This article first appeared in The Edge Malaysia Weekly, on February 15 - 21, 2016.
The automotive industry is off to a poor start this year, with sales of passenger vehicles falling an estimated 14.8% in January to only 30,860 units, according to industry sources. The drop is substantially steeper than the 2.7% year-on-year contraction in passenger vehicle sales that the Malaysian Automotive Association has forecast for the entire year.
“The poor sales in January can be attributed to the aggressive sales that took place in November and December, when most of the carmakers were desperate to clear their inventories. As a result, most of the demand has already been soaked up,” says an industry veteran.
“They [carmakers] were throwing rebates left and right, and giving all sorts of interest-free or instalment-free plans to entice buyers last year. On top of that, some, like Honda, indicated that they would increase prices [this year]. This pushed up December sales at the expense of this year’s sales.”
Compared with December, when passenger car sales hit 61,132 units, sales almost halved month on month in January.
Proton was one of the hardest hit, with sales declining an estimated 20.3% to 6,720 units. In contrast, it moved 8,432 units in the same period last year. Proton, which is wholly owned by Tan Sri Syed Mokhtar Albukhary’s DRB-Hicom Bhd, saw its market share fall to 21.8% in January from 23.3% a year ago. It is worth noting that, this is still higher than its market share of passenger vehicles in 2015, which was 17.3%.
But this does not put Proton on a firm financial footing. It simply means that the national carmaker has a relatively larger slice of a rapidly shrinking pie.
Other than Mazda, all the other mid-range Japanese marques saw a sharp fall in sales volume in January. Honda, Nissan and Toyota saw sales drop 42.3%, 38.7% and 14.9% res-
pectively. They are estimated to have sold 3,600, 1,710 and 1,660 passenger vehicles respectively, giving them market shares of 11.7%, 5.5% and 5.4%.
Bucking the trend, Mazda, which is distributed and retailed by Berjaya Auto Bhd, saw sales almost triple to an estimated 650 units during the same period.
Mercedes-Benz also continued its exceptional sales performance in 2015, booking a 112% y-o-y gain to 900 units sold in January. That is an impressive figure for the luxury brand, giving it a market share of nearly 3% and putting it in sixth position.
Note that Cycle & Carriage Bintang Bhd controls 49% of Mercedes-Benz Malaysia Sdn Bhd.
“There has been intense competition among the non-national players, particularly the Japanese.
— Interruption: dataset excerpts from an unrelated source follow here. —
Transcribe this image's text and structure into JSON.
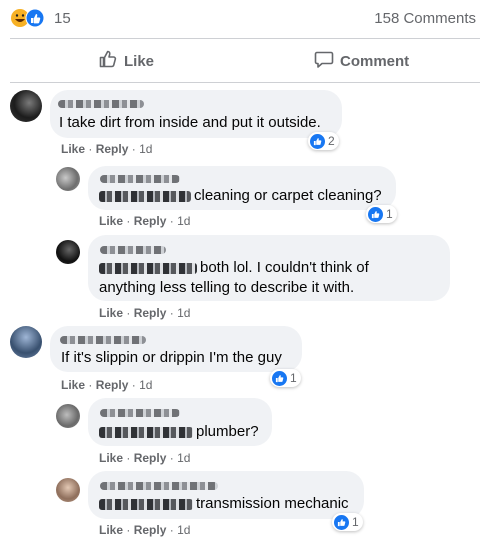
{
  "reactions": {
    "count": "15",
    "comments": "158 Comments"
  },
  "actions": {
    "like": "Like",
    "comment": "Comment"
  },
  "comment_meta": {
    "like": "Like",
    "sep": "·",
    "reply": "Reply"
  },
  "comments": [
    {
      "text": "I take dirt from inside and put it outside.",
      "time": "1d",
      "reactions": "2"
    },
    {
      "text": "cleaning or carpet cleaning?",
      "time": "1d",
      "reactions": "1"
    },
    {
      "text": "both lol. I couldn't think of",
      "text2": "anything less telling to describe it with.",
      "time": "1d"
    },
    {
      "text": "If it's slippin or drippin I'm the guy",
      "time": "1d",
      "reactions": "1"
    },
    {
      "text": "plumber?",
      "time": "1d"
    },
    {
      "text": "transmission mechanic",
      "time": "1d",
      "reactions": "1"
    }
  ],
  "colors": {
    "like_blue": "#1877f2",
    "bubble": "#f0f2f5",
    "secondary_text": "#65676b"
  }
}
Toyota was the largest non-national make in Malaysia (by volume, including commercial vehicles), but last year, it was overtaken by Honda. Now, in terms of passenger vehicles, even Nissan has overtaken it,” says the industry veteran.
Including commercial vehicles, Toyota’s market share in 2015 was 14.1%.
The industry veteran points out that the intense competition has also put pressure on the national carmakers as well, especially Proton, whose mainstay is sedans in a price range that overlaps with those of the non-nationals.
“But due to affordability, they (national makes) are proving to be more resilient in a weak market — Perodua more so than Proton,” adds the industry veteran.
Perusahaan Otomobil Kedua Sdn Bhd (Perodua) also bucked the trend, albeit at a smaller degree. Its sales rose a marginal 3% to 13,120 units. This extended the group’s market share to almost 42.5% for the month, substantially higher than the 36.1% share of passenger vehicles it commanded in 2015.
Higher volumes, however, do not necessarily translate into stronger bottom lines. Perodua president and CEO Datuk Aminar Rashid Salleh points out that the depreciation of the ringgit has increased the cost of some imported parts, putting downward pressure on margins.
Unlike some of the foreign marques, however, Perodua has held prices steady and has not indicated any price hikes.
Instead, the ace up Perodua’s sleeve may be the sedan that it has long been speculated to be working on. One interesting recent development is Toyota taking over full control of its formerly 51%-controlled subsidiary, Daihatsu Motor. Recall that Daihatsu Motor has been Perodua’s technology partner since its inception.
Toyota will need time to digest the acquisition, but a wholly-owned Daihatsu could open up options for it to explore, with Perodua, to regain market share. This could include the latter’s sedan that is rumoured to be launched in the second half of this year.
Of course, it would mean that Perodua will be competing directly with the loss-making national icon, Proton. Although there is no explicit restriction on Perodua from doing so, the two marques for the most part have not ventured into each other’s territory. That was until Proton launched the Iriz in 2014 in an attempt to break Myvi’s dominance in the affordable compact car segment.
Launching a sedan would be a calculated risk for Perodua and Toyota, since Proton has already invested heavily in its line-up of sedans. However, Perodua’s new RM1.3 billion Rawang plant, which is operating at less than 70% capacity, is an already paid-for springboard to take on Proton.
Lastly, the government will be hard-pressed to continue protecting Proton, a private-sector company, especially from another local player that has found a way to make cars profitably.